37 Views
Archaeology Division
Volunteered - Oral Presentation Session
James Sheehy
Pennsylvania State University
The 1994-1998 Proyecto Acatzingo-Tepeaca settlement survey in Puebla, Mexico, identified many cave sites utilized from the Formative through the Postclassic Periods and into the present. Three cave clusters, especially, found between Tepeaca and Acatzingo, each served as a Chicomoztoc complex for nearby communities and functioned, at least in part, to legitimate statements of community identity, land ownership and political rule. The most important Chicomoztoc cluster is situated directly in the Barranca del Aguila; The material remains from this cluster indicate it served as a focus for rituals during the Formative and Classic periods. In this paper, I reconstruct the Late Formative cosmovision and ritual in the barranca drawing on several categories of material cultural evidence including: the natural geology, topography and hydrology; the ceramic remains; the shaping of artificial caves and stairs; as well as, the symbolism of iconographic depictions on carved stone.

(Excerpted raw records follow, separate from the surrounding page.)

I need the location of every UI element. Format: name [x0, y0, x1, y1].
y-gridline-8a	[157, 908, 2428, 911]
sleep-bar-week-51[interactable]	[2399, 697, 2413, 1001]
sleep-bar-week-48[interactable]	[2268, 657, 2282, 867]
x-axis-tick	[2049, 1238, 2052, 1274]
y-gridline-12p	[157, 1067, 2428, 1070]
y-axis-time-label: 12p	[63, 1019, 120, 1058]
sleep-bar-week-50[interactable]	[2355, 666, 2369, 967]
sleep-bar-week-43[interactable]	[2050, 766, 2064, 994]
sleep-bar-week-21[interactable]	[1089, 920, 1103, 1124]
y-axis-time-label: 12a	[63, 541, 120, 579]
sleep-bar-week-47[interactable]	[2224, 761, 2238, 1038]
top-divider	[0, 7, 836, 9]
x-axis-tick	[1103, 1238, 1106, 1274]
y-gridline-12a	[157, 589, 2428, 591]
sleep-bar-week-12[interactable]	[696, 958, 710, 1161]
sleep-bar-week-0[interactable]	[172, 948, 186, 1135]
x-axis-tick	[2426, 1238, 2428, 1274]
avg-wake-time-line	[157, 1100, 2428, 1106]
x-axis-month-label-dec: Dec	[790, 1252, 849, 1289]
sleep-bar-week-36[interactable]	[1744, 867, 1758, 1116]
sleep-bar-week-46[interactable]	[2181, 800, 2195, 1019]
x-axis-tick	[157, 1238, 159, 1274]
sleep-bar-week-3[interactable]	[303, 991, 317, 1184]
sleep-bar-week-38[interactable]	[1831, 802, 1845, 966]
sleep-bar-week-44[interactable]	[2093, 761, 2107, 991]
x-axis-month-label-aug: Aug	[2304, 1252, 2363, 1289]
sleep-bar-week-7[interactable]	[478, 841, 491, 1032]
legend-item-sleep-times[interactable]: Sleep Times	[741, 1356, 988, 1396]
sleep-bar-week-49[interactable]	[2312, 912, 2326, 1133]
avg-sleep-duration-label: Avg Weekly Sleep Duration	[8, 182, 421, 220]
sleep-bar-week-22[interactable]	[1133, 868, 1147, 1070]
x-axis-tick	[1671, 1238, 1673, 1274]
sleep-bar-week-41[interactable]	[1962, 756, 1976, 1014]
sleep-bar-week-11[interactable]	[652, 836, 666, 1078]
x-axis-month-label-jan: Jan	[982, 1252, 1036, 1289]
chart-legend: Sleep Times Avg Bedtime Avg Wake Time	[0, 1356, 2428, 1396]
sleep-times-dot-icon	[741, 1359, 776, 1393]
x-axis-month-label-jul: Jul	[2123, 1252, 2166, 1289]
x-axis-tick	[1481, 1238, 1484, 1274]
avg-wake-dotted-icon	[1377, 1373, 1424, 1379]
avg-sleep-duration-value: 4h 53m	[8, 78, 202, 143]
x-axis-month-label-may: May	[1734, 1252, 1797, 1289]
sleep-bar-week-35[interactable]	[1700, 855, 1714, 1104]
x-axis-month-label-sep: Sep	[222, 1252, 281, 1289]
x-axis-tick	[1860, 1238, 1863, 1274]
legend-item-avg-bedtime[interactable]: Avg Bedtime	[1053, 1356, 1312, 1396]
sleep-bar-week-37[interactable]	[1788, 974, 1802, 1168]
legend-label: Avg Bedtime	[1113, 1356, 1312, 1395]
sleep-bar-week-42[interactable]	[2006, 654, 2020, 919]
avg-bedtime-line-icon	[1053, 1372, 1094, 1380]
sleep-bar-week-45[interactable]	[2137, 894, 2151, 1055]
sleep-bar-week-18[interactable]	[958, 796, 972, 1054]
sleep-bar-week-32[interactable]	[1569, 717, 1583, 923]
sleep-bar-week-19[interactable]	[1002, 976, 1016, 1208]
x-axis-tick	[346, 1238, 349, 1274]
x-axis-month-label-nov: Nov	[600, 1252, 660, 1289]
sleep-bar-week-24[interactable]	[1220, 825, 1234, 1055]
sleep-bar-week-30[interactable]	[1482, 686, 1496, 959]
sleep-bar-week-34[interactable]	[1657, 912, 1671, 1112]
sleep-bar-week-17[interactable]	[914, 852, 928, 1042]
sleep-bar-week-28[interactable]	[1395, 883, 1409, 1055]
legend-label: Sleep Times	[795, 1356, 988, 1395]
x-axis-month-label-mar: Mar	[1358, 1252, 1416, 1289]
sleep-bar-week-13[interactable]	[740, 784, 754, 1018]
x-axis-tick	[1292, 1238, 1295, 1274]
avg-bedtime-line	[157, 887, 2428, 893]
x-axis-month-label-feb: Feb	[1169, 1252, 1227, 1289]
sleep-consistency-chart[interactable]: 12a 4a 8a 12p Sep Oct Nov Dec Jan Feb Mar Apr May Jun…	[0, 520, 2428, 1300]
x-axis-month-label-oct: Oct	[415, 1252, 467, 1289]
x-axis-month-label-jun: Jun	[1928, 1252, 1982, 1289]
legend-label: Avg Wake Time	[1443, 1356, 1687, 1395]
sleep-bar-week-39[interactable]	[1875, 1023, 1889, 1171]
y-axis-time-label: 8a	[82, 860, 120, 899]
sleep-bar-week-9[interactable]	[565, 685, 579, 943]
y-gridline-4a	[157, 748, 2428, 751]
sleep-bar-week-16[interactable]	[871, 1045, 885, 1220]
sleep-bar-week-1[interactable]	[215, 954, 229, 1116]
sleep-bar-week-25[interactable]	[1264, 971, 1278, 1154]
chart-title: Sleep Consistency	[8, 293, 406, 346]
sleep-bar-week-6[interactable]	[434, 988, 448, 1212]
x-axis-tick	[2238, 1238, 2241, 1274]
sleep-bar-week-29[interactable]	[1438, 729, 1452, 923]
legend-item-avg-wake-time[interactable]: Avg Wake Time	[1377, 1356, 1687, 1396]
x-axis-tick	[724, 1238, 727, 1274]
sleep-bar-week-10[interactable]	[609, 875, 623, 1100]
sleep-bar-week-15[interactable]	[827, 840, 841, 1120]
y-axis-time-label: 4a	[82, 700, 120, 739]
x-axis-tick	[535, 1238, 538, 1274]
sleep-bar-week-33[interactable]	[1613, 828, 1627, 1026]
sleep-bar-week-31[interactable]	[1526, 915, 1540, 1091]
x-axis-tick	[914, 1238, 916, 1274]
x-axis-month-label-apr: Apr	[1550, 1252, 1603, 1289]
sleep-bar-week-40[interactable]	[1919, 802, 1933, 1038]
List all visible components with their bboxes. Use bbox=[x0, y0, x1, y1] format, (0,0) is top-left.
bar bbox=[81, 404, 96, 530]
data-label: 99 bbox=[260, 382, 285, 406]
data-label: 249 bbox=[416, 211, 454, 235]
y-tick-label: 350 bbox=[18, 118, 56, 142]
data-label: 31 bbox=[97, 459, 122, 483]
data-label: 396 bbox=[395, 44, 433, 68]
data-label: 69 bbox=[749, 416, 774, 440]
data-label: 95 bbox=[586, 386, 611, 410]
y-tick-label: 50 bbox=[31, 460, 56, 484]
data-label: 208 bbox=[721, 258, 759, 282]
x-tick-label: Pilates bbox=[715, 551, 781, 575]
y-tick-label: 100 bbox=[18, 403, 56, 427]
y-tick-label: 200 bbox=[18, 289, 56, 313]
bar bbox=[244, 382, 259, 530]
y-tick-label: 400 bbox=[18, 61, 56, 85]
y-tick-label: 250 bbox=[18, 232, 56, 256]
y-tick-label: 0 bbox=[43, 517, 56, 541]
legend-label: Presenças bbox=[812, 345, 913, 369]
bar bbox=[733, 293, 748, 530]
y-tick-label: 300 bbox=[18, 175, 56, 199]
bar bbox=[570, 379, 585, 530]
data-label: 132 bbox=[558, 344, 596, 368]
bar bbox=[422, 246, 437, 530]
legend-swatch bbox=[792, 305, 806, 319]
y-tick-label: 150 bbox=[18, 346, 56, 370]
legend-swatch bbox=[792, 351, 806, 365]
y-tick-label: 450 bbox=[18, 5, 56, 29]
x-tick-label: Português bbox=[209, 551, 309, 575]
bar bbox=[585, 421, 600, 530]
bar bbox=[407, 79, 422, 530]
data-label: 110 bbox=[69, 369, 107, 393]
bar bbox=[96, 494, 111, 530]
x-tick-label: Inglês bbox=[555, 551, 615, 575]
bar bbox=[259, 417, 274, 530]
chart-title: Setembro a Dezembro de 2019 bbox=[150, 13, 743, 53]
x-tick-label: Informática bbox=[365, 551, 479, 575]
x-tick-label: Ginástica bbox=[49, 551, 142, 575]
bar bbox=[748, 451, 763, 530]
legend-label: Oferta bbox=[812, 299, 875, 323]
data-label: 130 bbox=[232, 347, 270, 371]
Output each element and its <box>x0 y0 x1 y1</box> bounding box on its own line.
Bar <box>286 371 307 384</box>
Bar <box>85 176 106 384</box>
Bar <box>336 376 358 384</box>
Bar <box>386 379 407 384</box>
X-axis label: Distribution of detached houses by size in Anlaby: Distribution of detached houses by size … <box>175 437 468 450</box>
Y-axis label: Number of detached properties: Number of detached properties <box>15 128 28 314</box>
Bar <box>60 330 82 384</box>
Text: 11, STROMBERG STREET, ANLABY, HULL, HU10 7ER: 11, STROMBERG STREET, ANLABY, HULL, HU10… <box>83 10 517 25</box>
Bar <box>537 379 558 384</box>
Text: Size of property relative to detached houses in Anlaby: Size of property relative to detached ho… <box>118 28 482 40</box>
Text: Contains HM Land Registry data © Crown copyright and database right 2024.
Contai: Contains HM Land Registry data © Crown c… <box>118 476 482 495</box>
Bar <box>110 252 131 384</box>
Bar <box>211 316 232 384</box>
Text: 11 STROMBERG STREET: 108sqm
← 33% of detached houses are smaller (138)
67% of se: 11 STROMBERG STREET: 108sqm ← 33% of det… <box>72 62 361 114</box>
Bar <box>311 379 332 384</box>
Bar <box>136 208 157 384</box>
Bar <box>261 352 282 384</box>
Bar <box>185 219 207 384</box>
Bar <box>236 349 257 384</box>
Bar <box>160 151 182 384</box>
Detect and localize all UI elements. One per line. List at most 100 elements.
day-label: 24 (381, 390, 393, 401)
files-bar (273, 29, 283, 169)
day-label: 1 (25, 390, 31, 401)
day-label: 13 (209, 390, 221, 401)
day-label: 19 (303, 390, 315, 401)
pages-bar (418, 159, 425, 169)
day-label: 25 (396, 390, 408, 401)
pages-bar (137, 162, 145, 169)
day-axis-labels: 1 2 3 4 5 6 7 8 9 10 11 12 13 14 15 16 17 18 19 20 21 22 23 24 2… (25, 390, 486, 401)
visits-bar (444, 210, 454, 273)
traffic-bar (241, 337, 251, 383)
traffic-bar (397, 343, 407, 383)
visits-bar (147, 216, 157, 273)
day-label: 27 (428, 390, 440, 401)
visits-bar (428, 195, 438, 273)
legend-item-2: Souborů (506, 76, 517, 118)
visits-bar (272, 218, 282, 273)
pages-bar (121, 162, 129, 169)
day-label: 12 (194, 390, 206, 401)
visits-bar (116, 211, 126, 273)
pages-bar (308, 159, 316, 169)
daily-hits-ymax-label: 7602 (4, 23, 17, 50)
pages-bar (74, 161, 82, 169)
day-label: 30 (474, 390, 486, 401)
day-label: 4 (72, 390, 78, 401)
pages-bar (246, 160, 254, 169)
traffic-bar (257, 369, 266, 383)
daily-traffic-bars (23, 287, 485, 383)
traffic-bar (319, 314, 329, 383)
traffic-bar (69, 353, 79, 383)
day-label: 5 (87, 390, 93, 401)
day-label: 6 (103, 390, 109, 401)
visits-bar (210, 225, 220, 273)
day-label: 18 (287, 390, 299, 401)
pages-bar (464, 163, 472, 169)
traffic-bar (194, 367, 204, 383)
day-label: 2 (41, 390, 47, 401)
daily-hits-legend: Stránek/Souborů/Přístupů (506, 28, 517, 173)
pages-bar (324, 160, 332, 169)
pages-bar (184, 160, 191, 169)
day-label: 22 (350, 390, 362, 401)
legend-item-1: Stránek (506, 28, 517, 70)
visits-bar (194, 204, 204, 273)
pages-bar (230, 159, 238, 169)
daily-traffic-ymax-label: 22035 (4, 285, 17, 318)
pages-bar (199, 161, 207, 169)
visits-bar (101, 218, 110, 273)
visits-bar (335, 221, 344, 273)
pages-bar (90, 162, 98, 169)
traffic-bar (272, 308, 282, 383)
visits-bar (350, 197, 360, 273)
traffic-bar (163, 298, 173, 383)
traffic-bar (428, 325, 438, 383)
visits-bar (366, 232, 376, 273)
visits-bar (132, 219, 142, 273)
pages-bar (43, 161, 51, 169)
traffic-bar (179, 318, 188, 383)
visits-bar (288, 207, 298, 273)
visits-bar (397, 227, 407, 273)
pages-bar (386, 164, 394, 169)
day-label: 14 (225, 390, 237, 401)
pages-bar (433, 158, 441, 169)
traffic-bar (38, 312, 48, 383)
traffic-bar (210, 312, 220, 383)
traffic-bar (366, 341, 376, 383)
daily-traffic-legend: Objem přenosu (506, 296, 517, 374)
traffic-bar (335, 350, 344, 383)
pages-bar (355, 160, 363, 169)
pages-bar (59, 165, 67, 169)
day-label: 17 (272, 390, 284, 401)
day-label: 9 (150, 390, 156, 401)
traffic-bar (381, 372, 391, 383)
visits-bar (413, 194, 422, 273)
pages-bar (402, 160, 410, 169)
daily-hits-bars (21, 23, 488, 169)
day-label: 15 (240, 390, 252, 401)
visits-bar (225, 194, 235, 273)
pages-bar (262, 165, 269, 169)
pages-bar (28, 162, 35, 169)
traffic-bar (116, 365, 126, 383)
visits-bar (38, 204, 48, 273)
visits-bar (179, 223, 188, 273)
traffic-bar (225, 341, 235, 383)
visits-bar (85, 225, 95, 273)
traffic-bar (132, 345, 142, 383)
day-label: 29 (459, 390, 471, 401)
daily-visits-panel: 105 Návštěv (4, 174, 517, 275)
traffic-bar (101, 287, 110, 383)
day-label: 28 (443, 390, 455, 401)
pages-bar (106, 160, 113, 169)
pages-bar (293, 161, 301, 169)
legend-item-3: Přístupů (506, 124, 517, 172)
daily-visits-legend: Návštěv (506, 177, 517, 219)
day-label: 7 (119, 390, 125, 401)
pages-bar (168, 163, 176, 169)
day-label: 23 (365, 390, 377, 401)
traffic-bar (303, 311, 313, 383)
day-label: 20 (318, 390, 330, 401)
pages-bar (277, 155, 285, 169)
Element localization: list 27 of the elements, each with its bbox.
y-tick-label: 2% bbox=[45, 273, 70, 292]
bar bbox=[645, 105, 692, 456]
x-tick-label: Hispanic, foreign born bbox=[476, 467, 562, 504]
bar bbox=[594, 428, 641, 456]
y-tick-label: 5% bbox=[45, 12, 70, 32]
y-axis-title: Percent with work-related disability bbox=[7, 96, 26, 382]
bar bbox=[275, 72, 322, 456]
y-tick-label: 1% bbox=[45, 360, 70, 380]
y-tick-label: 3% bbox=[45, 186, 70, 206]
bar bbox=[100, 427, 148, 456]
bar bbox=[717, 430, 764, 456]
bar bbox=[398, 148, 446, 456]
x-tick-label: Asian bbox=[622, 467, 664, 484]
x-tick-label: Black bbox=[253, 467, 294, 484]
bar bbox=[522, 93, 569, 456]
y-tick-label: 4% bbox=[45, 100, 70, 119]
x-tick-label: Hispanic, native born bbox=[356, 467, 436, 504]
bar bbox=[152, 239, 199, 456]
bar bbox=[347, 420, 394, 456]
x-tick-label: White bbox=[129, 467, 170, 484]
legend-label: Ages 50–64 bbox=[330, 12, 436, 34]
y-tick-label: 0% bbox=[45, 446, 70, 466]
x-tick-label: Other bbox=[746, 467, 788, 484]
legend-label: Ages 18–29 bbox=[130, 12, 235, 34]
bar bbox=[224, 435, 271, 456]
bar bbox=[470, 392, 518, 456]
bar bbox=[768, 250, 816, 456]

A further source of data is the architectural remains of a three-mounded platform in the barranca and the Late Formative pyramidal site of Xochiltenango, located on a terrace formed by the first irrigation canal carrying waters from the Barranca de Aguila. Taken together, the above information provides the material cultural foundation to reconstruct the ancient cosmovision and distinct levels of ritual activities linked with this Chicomoztoc complex.